Added: For the second part, you can use the technique as
$$ \sum_{i=0}^{n}(-1)^i{ n \choose i}x^{i+1}=x(1-x)^n. $$
Now, integrating both sides w.r.t. $x$ from $0$ to $1$ gives
$$ \sum_{i=0}^{n}(-1)^i{ n \choose i}\frac{1}{i+2} = \int_{0}^{1}x(1-x)^n\, dx =\frac{1}{(n+1)(n+2)}. $$
The above integral can be evaluated using integration by with parts with $u=x$.
Note:
$$ (x+y)^n = \sum_{k=0}^n {n \choose k}x^{n-k}y^k = \sum_{k=0}^n {n \choose k}x^{k}y^{n-k}. $$
For the first part let $k=n-i$:
$$\sum_{i=0}^n(-1)^i\binom{n}iy(i)=\sum_{i=0}^n(-1)^i\binom{n}{n-i}y(i)=\sum_{k=0}^n(-1)^{n-k}\binom{n}ky(-k)\;.$$
Now note that $(-1)^{n-k}=(-1)^{n+k}$, and you have
$$\sum_{i=0}^n(-1)^i\binom{n}iy(i)=(-1)^n\sum_{k=0}^n(-1)^k\binom{n}ky(0+n-k)=(-1)^n\Delta^ny(0)\;.$$
Improved version: For the second part, note that
$$\Delta^n\left(\frac1{x+1}\right)=\Delta^nx^{\underline{-1}}=(-1)^nn!x^{\underline{-(n+1)}}=\frac{(-1)^nn!}{(x+1)^{\overline{n+1}}}\;.$$
Substitute $x=1$ to see that
$$\Delta^ny(0)=\frac{(-1)^nn!}{2^{\overline{n+1}}}=\frac{(-1)^nn!}{(n+2)!}=\frac{(-1)^n}{(n+1)(n+2)}\;.$$
Original version: I expect that there’s an easier way to do the second part, but I’m too tired right now to look for it; here’s a way that works.
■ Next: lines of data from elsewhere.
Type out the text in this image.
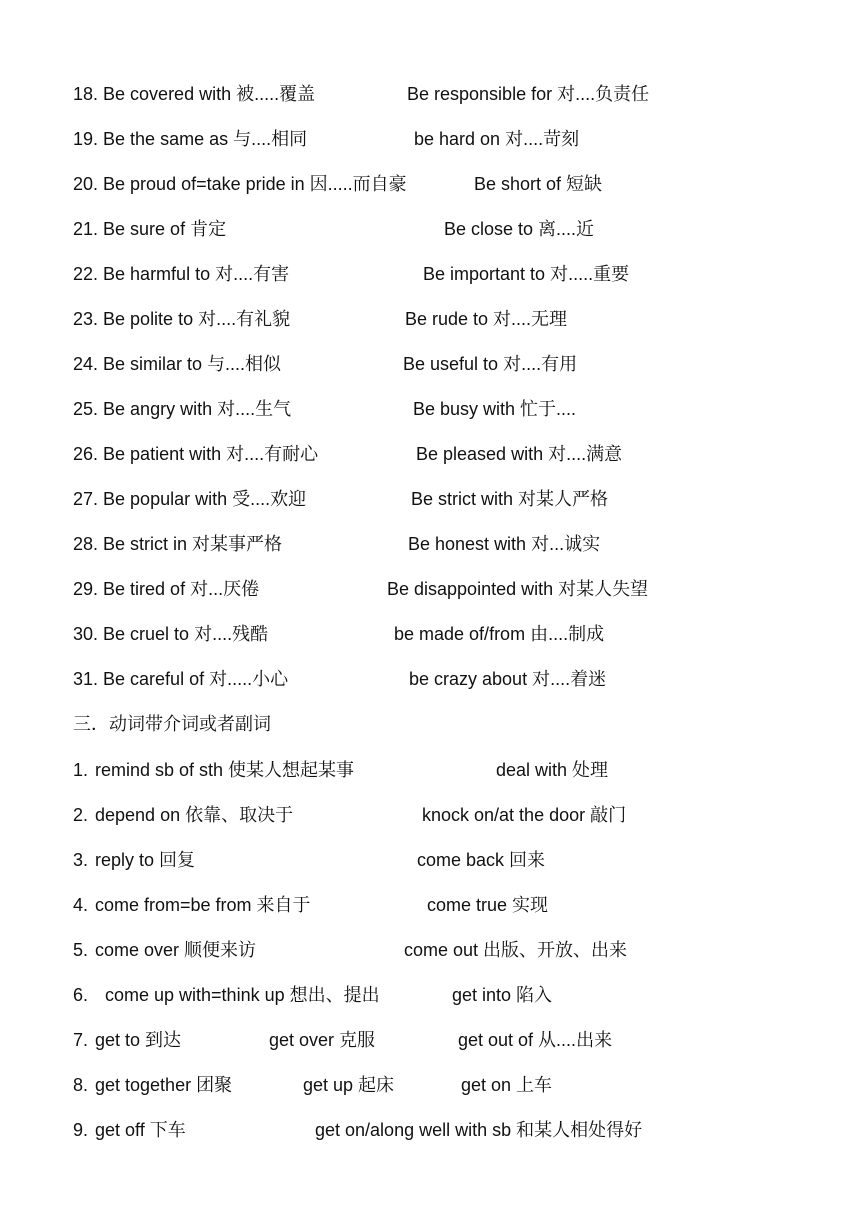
18. Be covered with 被.....覆盖	Be responsible for 对....负责任
19. Be the same as 与....相同	be hard on 对....苛刻
20. Be proud of=take pride in 因.....而自豪	Be short of 短缺
21. Be sure of 肯定	Be close to 离....近
22. Be harmful to 对....有害	Be important to 对.....重要
23. Be polite to 对....有礼貌	Be rude to 对....无理
24. Be similar to 与....相似	Be useful to 对....有用
25. Be angry with 对....生气	Be busy with 忙于....
26. Be patient with 对....有耐心	Be pleased with 对....满意
27. Be popular with 受....欢迎	Be strict with 对某人严格
28. Be strict in 对某事严格	Be honest with 对...诚实
29. Be tired of 对...厌倦	Be disappointed with 对某人失望
30. Be cruel to 对....残酷	be made of/from 由....制成
31. Be careful of 对.....小心	be crazy about 对....着迷
三．动词带介词或者副词
1. remind sb of sth 使某人想起某事	deal with 处理
2. depend on 依靠、取决于	knock on/at the door 敲门
3. reply to 回复	come back 回来
4. come from=be from 来自于	come true 实现
5. come over 顺便来访	come out 出版、开放、出来
6. come up with=think up 想出、提出	get into 陷入
7. get to 到达	get over 克服	get out of 从....出来
8. get together 团聚	get up 起床	get on 上车
9. get off 下车	get on/along well with sb 和某人相处得好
A little computation suggests the conjecture that
$$(-1)^n\Delta^ny(0)=\frac1{(n+1)(n+2)}\;.$$
Now
$$\begin{align*} (-1)^n\Delta^ny(0)&=\sum_{k=0}^n\frac{(-1)^k}{k+2}\binom{n}k\\\\ &=\sum_{k=0}^n\frac{(-1)^k(k+1)}{(n+1)(n+2)}\binom{n+2}{k+2}\\\\ &=\frac1{(n+1)(n+2)}\sum_{k=0}^n(-1)^k(k+1)\binom{n+2}{k+2}\;, \end{align*}$$
so the conjecture is proved if we can show that
$$\sum_{k=0}^n(-1)^k(k+1)\binom{n+2}{k+2}=1\;.\tag{1}$$
Now
$$\begin{align*} \sum_{k=0}^n(-1)^k(k+1)\binom{n+2}{k+2}&=\sum_{k=0}^n(-1)^k\Big((k+2)-1\Big)\binom{n+2}{k+2}\\\\ &=\sum_{k=0}^n(-1)^k(k+2)\binom{n+2}{k+2}-\sum_{k=0}^n(-1)^k\binom{n+2}{k+2}\\\\ &=(n+2)\sum_{k=0}^n(-1)^k\binom{n+1}{k+1}-\sum_{k=2}^{n+2}(-1)^k\binom{n+2}k\;, \end{align*}$$
by the distributive law.
and you can evaluate each of the summations in $(1)$ by using the fact that
$$\sum_{k=0}^m(-1)^k\binom{m}k=0$$
for $m>0$; if you do it correctly, you’ll establish $(1)$.